第4話 高瀬川の歴史

 由弦と愛理沙は二人で手を繋ぎ、肩を並べながら歩いていた。

 二人の間に会話はない。


 愛理沙は何故か距離が近い由弦に対して恥ずかしそうに顔を俯かせながら歩き、一方で由弦は積極的に愛理沙との距離を詰めながら、愛理沙の態度には気付かないフリをしながら真っ直ぐ前を向きながら歩く。


「あ、あの……由弦さん」

「どうした? 愛理沙」

「その、どこに向かっていますか?」


 沈黙に耐え切れなくなった愛理沙が由弦に尋ねた。

 勿論、由弦も当てもなく愛理沙を外に連れ出したわけではない。


「近くに神社があるんだ。初詣……はもう、家族で済ませてしまったけど、一緒にお参りに行かないか?」

「……そうですね。良いと思います。私はまだでしたし」


 愛理沙は小さく頷いた。

 それからふと、疑問に思ったのか……愛理沙は由弦に尋ねた。


「その、由弦さんのお家って……キリスト教徒と聞いたんですが」

「うん? あぁ……まあ、一応プロテスタントだね」

「神社に行くのは大丈夫なんですか?」

「なんちゃってだからね」


 遡ること、明治期に高瀬川家はプロテスタントの信仰を受け入れた。

 もっとも……それはプロテスタントに感銘を受けたからではなく、極めて政治的な理由からだ。

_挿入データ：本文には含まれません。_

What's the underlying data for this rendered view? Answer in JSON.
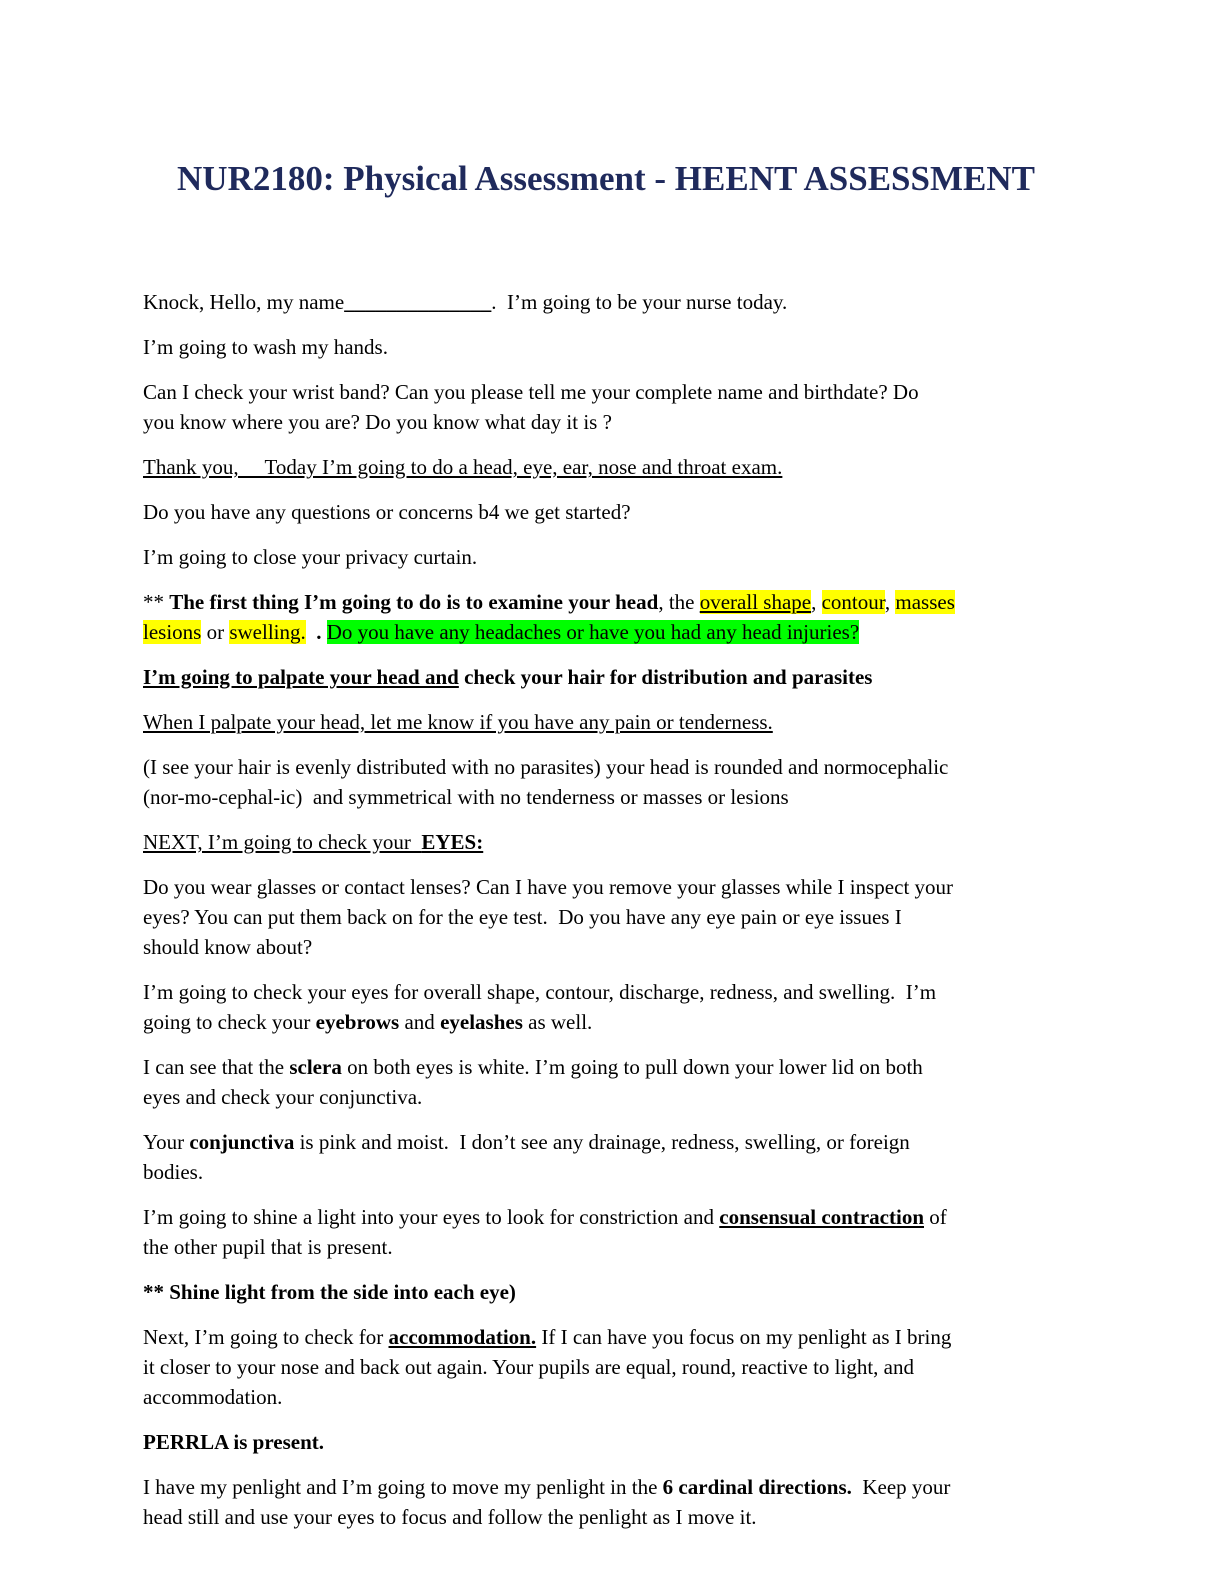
{
  "title": "NUR2180: Physical Assessment - HEENT ASSESSMENT",
  "highlight_colors": {
    "yellow": "#ffff00",
    "green": "#00ff00"
  },
  "title_color": "#1f2a5c",
  "paragraphs": [
    [
      [
        {
          "t": "Knock, Hello, my name"
        },
        {
          "t": "______________",
          "b": 1
        },
        {
          "t": ".  I’m going to be your nurse today."
        }
      ]
    ],
    [
      [
        {
          "t": "I’m going to wash my hands."
        }
      ]
    ],
    [
      [
        {
          "t": "Can I check your wrist band? Can you please tell me your complete name and birthdate? Do"
        }
      ],
      [
        {
          "t": "you know where you are? Do you know what day it is ?"
        }
      ]
    ],
    [
      [
        {
          "t": "Thank you,     Today I’m going to do a head, eye, ear, nose and throat exam.",
          "u": 1
        }
      ]
    ],
    [
      [
        {
          "t": "Do you have any questions or concerns b4 we get started?"
        }
      ]
    ],
    [
      [
        {
          "t": "I’m going to close your privacy curtain."
        }
      ]
    ],
    [
      [
        {
          "t": "** "
        },
        {
          "t": "The first thing I’m going to do is to examine your head",
          "b": 1
        },
        {
          "t": ", the "
        },
        {
          "t": "overall shape",
          "u": 1,
          "h": "y"
        },
        {
          "t": ", "
        },
        {
          "t": "contour",
          "h": "y"
        },
        {
          "t": ", "
        },
        {
          "t": "masses",
          "h": "y"
        }
      ],
      [
        {
          "t": "lesions",
          "h": "y"
        },
        {
          "t": " or "
        },
        {
          "t": "swelling.",
          "h": "y"
        },
        {
          "t": "  "
        },
        {
          "t": ". ",
          "b": 1
        },
        {
          "t": "Do you have any headaches or have you had any head injuries?",
          "h": "g"
        }
      ]
    ],
    [
      [
        {
          "t": "I’m going to palpate your head and",
          "b": 1,
          "u": 1
        },
        {
          "t": " check your hair for distribution and parasites",
          "b": 1
        }
      ]
    ],
    [
      [
        {
          "t": "When I palpate your head, let me know if you have any pain or tenderness.",
          "u": 1
        }
      ]
    ],
    [
      [
        {
          "t": "(I see your hair is evenly distributed with no parasites) your head is rounded and normocephalic"
        }
      ],
      [
        {
          "t": "(nor-mo-cephal-ic)  and symmetrical with no tenderness or masses or lesions"
        }
      ]
    ],
    [
      [
        {
          "t": "NEXT, I’m going to check your  ",
          "u": 1
        },
        {
          "t": "EYES:",
          "u": 1,
          "b": 1
        }
      ]
    ],
    [
      [
        {
          "t": "Do you wear glasses or contact lenses? Can I have you remove your glasses while I inspect your"
        }
      ],
      [
        {
          "t": "eyes? You can put them back on for the eye test.  Do you have any eye pain or eye issues I"
        }
      ],
      [
        {
          "t": "should know about?"
        }
      ]
    ],
    [
      [
        {
          "t": "I’m going to check your eyes for overall shape, contour, discharge, redness, and swelling.  I’m"
        }
      ],
      [
        {
          "t": "going to check your "
        },
        {
          "t": "eyebrows",
          "b": 1
        },
        {
          "t": " and "
        },
        {
          "t": "eyelashes",
          "b": 1
        },
        {
          "t": " as well."
        }
      ]
    ],
    [
      [
        {
          "t": "I can see that the "
        },
        {
          "t": "sclera",
          "b": 1
        },
        {
          "t": " on both eyes is white. I’m going to pull down your lower lid on both"
        }
      ],
      [
        {
          "t": "eyes and check your conjunctiva."
        }
      ]
    ],
    [
      [
        {
          "t": "Your "
        },
        {
          "t": "conjunctiva",
          "b": 1
        },
        {
          "t": " is pink and moist.  I don’t see any drainage, redness, swelling, or foreign"
        }
      ],
      [
        {
          "t": "bodies."
        }
      ]
    ],
    [
      [
        {
          "t": "I’m going to shine a light into your eyes to look for constriction and "
        },
        {
          "t": "consensual contraction",
          "b": 1,
          "u": 1
        },
        {
          "t": " of"
        }
      ],
      [
        {
          "t": "the other pupil that is present."
        }
      ]
    ],
    [
      [
        {
          "t": "** Shine light from the side into each eye)",
          "b": 1
        }
      ]
    ],
    [
      [
        {
          "t": "Next, I’m going to check for "
        },
        {
          "t": "accommodation.",
          "b": 1,
          "u": 1
        },
        {
          "t": " If I can have you focus on my penlight as I bring"
        }
      ],
      [
        {
          "t": "it closer to your nose and back out again. Your pupils are equal, round, reactive to light, and"
        }
      ],
      [
        {
          "t": "accommodation."
        }
      ]
    ],
    [
      [
        {
          "t": "PERRLA is present.",
          "b": 1
        }
      ]
    ],
    [
      [
        {
          "t": "I have my penlight and I’m going to move my penlight in the "
        },
        {
          "t": "6 cardinal directions.",
          "b": 1
        },
        {
          "t": "  Keep your"
        }
      ],
      [
        {
          "t": "head still and use your eyes to focus and follow the penlight as I move it."
        }
      ]
    ]
  ]
}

 そのため改宗に応じた高瀬川家の当時の当主は、プロテスタントに好意的ではあっても、それほど熱心な信徒ではなかった。

 当然、その子孫である由弦も同様だ。


「……政治的な理由、ですか? 聞いても大丈夫ですか?」


 愛理沙は少し高瀬川家の歴史に興味がある様子だった。

 由弦にとって、愛理沙が自分の家に強い興味を抱いてくれることはとても嬉しい。


 それに……いずれ、愛理沙は由弦の妻になる。

 これはすでに由弦の中では決定事項だ。


(さて、どこまで話すかな……)


 話そうと思えば当時の込み入った政治・経済事情や、当時の日本を取り巻く国際情勢まで語らなければいけないが……

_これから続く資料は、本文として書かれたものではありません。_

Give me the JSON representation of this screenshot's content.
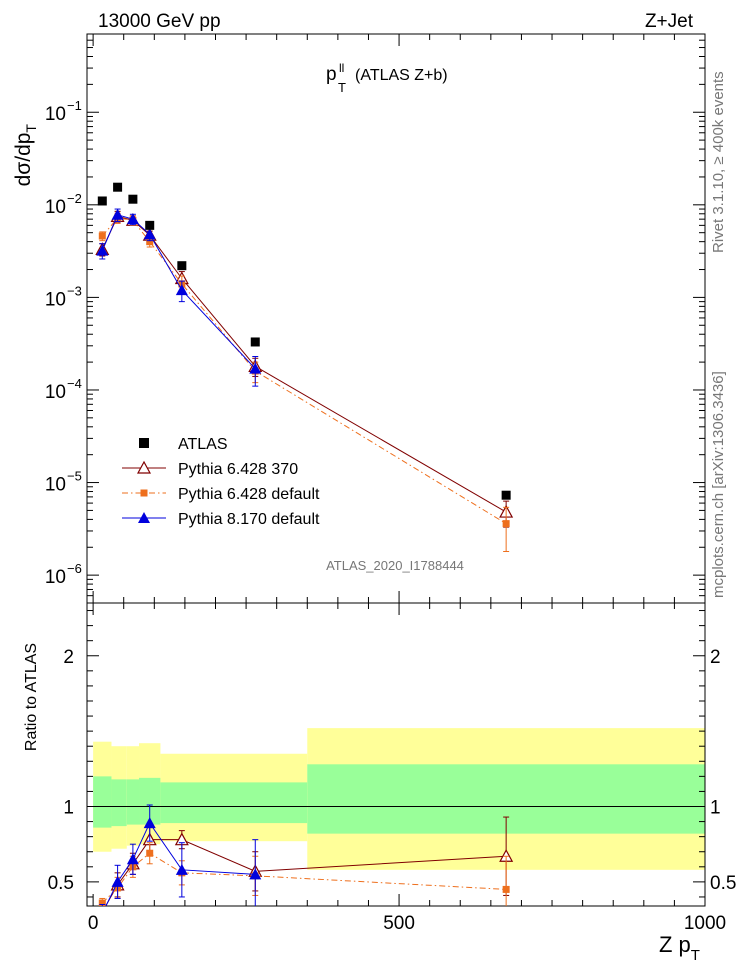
{
  "header": {
    "left": "13000 GeV pp",
    "right": "Z+Jet"
  },
  "side_labels": {
    "rivet": "Rivet 3.1.10, ≥ 400k events",
    "mcplots": "mcplots.cern.ch [arXiv:1306.3436]"
  },
  "watermark": "ATLAS_2020_I1788444",
  "chart_data": [
    {
      "panel": "main",
      "type": "scatter",
      "title": "p_T^ll (ATLAS Z+b)",
      "title_parts": {
        "base": "p",
        "sup": "ll",
        "sub": "T",
        "rest": " (ATLAS Z+b)"
      },
      "ylabel": "dσ/dp_T",
      "ylabel_parts": {
        "base": "dσ/dp",
        "sub": "T"
      },
      "yscale": "log",
      "ylim": [
        5e-07,
        0.7
      ],
      "xlim": [
        -10,
        1000
      ],
      "y_tick_labels": [
        {
          "value": 1e-06,
          "base": "10",
          "exp": "−6"
        },
        {
          "value": 1e-05,
          "base": "10",
          "exp": "−5"
        },
        {
          "value": 0.0001,
          "base": "10",
          "exp": "−4"
        },
        {
          "value": 0.001,
          "base": "10",
          "exp": "−3"
        },
        {
          "value": 0.01,
          "base": "10",
          "exp": "−2"
        },
        {
          "value": 0.1,
          "base": "10",
          "exp": "−1"
        }
      ],
      "legend_position": "bottom-left",
      "series": [
        {
          "name": "ATLAS",
          "style": "data",
          "color": "#000000",
          "x": [
            15,
            40,
            65,
            92.5,
            145,
            265,
            675
          ],
          "y": [
            0.011,
            0.0155,
            0.0115,
            0.006,
            0.0022,
            0.00033,
            7.3e-06
          ]
        },
        {
          "name": "Pythia 6.428 370",
          "style": "mc",
          "color": "#800000",
          "marker": "open-triangle",
          "line": "solid",
          "x": [
            15,
            40,
            65,
            92.5,
            145,
            265,
            675
          ],
          "y": [
            0.0033,
            0.0075,
            0.0068,
            0.0047,
            0.0016,
            0.00018,
            4.8e-06
          ],
          "err": [
            0.0005,
            0.001,
            0.0008,
            0.0005,
            0.0003,
            4e-05,
            1.5e-06
          ]
        },
        {
          "name": "Pythia 6.428 default",
          "style": "mc",
          "color": "#ee6f1d",
          "marker": "square",
          "line": "dashdot",
          "x": [
            15,
            40,
            65,
            92.5,
            145,
            265,
            675
          ],
          "y": [
            0.0046,
            0.0072,
            0.0068,
            0.004,
            0.0014,
            0.00016,
            3.6e-06
          ],
          "err": [
            0.0005,
            0.0009,
            0.0008,
            0.0005,
            0.0003,
            4e-05,
            1.8e-06
          ]
        },
        {
          "name": "Pythia 8.170 default",
          "style": "mc",
          "color": "#0000dd",
          "marker": "filled-triangle",
          "line": "solid",
          "x": [
            15,
            40,
            65,
            92.5,
            145,
            265
          ],
          "y": [
            0.0032,
            0.0078,
            0.007,
            0.0048,
            0.0012,
            0.00017
          ],
          "err": [
            0.0006,
            0.0012,
            0.0009,
            0.0007,
            0.0003,
            6e-05
          ]
        }
      ]
    },
    {
      "panel": "ratio",
      "type": "scatter",
      "ylabel": "Ratio to ATLAS",
      "xlabel": "Z p_T",
      "xlabel_parts": {
        "base": "Z p",
        "sub": "T"
      },
      "xlim": [
        -10,
        1000
      ],
      "ylim": [
        0.34,
        2.35
      ],
      "x_tick_labels": [
        0,
        500,
        1000
      ],
      "y_tick_labels": [
        0.5,
        1,
        2
      ],
      "bands": [
        {
          "x0": 0,
          "x1": 30,
          "yellow": [
            0.7,
            1.43
          ],
          "green": [
            0.86,
            1.2
          ]
        },
        {
          "x0": 30,
          "x1": 55,
          "yellow": [
            0.72,
            1.4
          ],
          "green": [
            0.87,
            1.18
          ]
        },
        {
          "x0": 55,
          "x1": 75,
          "yellow": [
            0.74,
            1.4
          ],
          "green": [
            0.88,
            1.18
          ]
        },
        {
          "x0": 75,
          "x1": 110,
          "yellow": [
            0.75,
            1.42
          ],
          "green": [
            0.88,
            1.19
          ]
        },
        {
          "x0": 110,
          "x1": 350,
          "yellow": [
            0.77,
            1.35
          ],
          "green": [
            0.89,
            1.16
          ]
        },
        {
          "x0": 350,
          "x1": 1000,
          "yellow": [
            0.58,
            1.52
          ],
          "green": [
            0.82,
            1.28
          ]
        }
      ],
      "series": [
        {
          "name": "Pythia 6.428 370",
          "color": "#800000",
          "marker": "open-triangle",
          "line": "solid",
          "x": [
            15,
            40,
            65,
            92.5,
            145,
            265,
            675
          ],
          "y": [
            0.3,
            0.48,
            0.62,
            0.78,
            0.78,
            0.57,
            0.67
          ],
          "err": [
            0.04,
            0.08,
            0.07,
            0.08,
            0.06,
            0.13,
            0.26
          ]
        },
        {
          "name": "Pythia 6.428 default",
          "color": "#ee6f1d",
          "marker": "square",
          "line": "dashdot",
          "x": [
            15,
            40,
            65,
            92.5,
            145,
            265,
            675
          ],
          "y": [
            0.36,
            0.46,
            0.6,
            0.69,
            0.56,
            0.54,
            0.45
          ],
          "err": [
            0.03,
            0.07,
            0.07,
            0.07,
            0.08,
            0.13,
            0.22
          ]
        },
        {
          "name": "Pythia 8.170 default",
          "color": "#0000dd",
          "marker": "filled-triangle",
          "line": "solid",
          "x": [
            15,
            40,
            65,
            92.5,
            145,
            265
          ],
          "y": [
            0.29,
            0.5,
            0.65,
            0.89,
            0.58,
            0.55
          ],
          "err": [
            0.06,
            0.11,
            0.1,
            0.12,
            0.18,
            0.23
          ]
        }
      ]
    }
  ]
}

 途中で愛理沙が退屈してしまうのは、由弦としては望むところではない。


「当時の高瀬川家は……近代化・西欧化を推し進める側だったんだ。だから自ら先頭になって、プロテスタントに改宗したと、そういう感じだね」


「プロテスタントを選んだ理由は、何かあるんですか?」


「当時の橘家が、すでにカトリックに改宗していたんだ。当時の橘家は親仏寄りでね。……まあ、それに対抗する形でうちの家は親独寄りの立場を取り、プロテスタントを選んだ……そういう経緯だね」


 要するに橘への対抗意識が理由だ。

 由弦がそう語ると……


「……高瀬川家と橘家って、昔は仲が悪かったんですか?」


 橘と高瀬川が対立しているかのような由弦の言い方が、愛理沙には少し引っ掛かったようだ。

 聞いても大丈夫かな……と、少し不安そうな表情で、しかし強い好奇心を抱いている様子で、愛理沙は由弦に尋ねた。


「昔は、というよりは……今も、だね」

「……今も?」

「高瀬川家と橘家は、基本的に対立関係にある。特に国内政治や外交関係では、真逆の立場を取ることが多いね」


 国内政治でも。

 外交関係でも。


 高瀬川と橘は対極の陣営に属したりするのが、ある種の伝統だ。


「……えっと、実はギスギスしてたり、するんですか?」

「まさか。本当は仲が良いから、大丈夫だよ」

「……えっと、どういうことですか?」

「つまり……分かりやすく説明すると、プロレスだね」


 高瀬川と橘は常に対極の陣営に属する。

 というのは表向きのポーズだ。


 そもそも、この世界は真っ二つに分けられるほど単純ではない。

 様々な利害関係が入り乱れているのだから。


「プロレス……ですか? どうして、そんなことを?」

「その方が利益が得易いから……って、感じかな? まあ、大人の事情だね」


 実際のところ、由弦も詳しくは知らない。

 息子とはいえ、ただの高校生に情報を教えてくれるほど由弦の父も祖父も、口は軽くない。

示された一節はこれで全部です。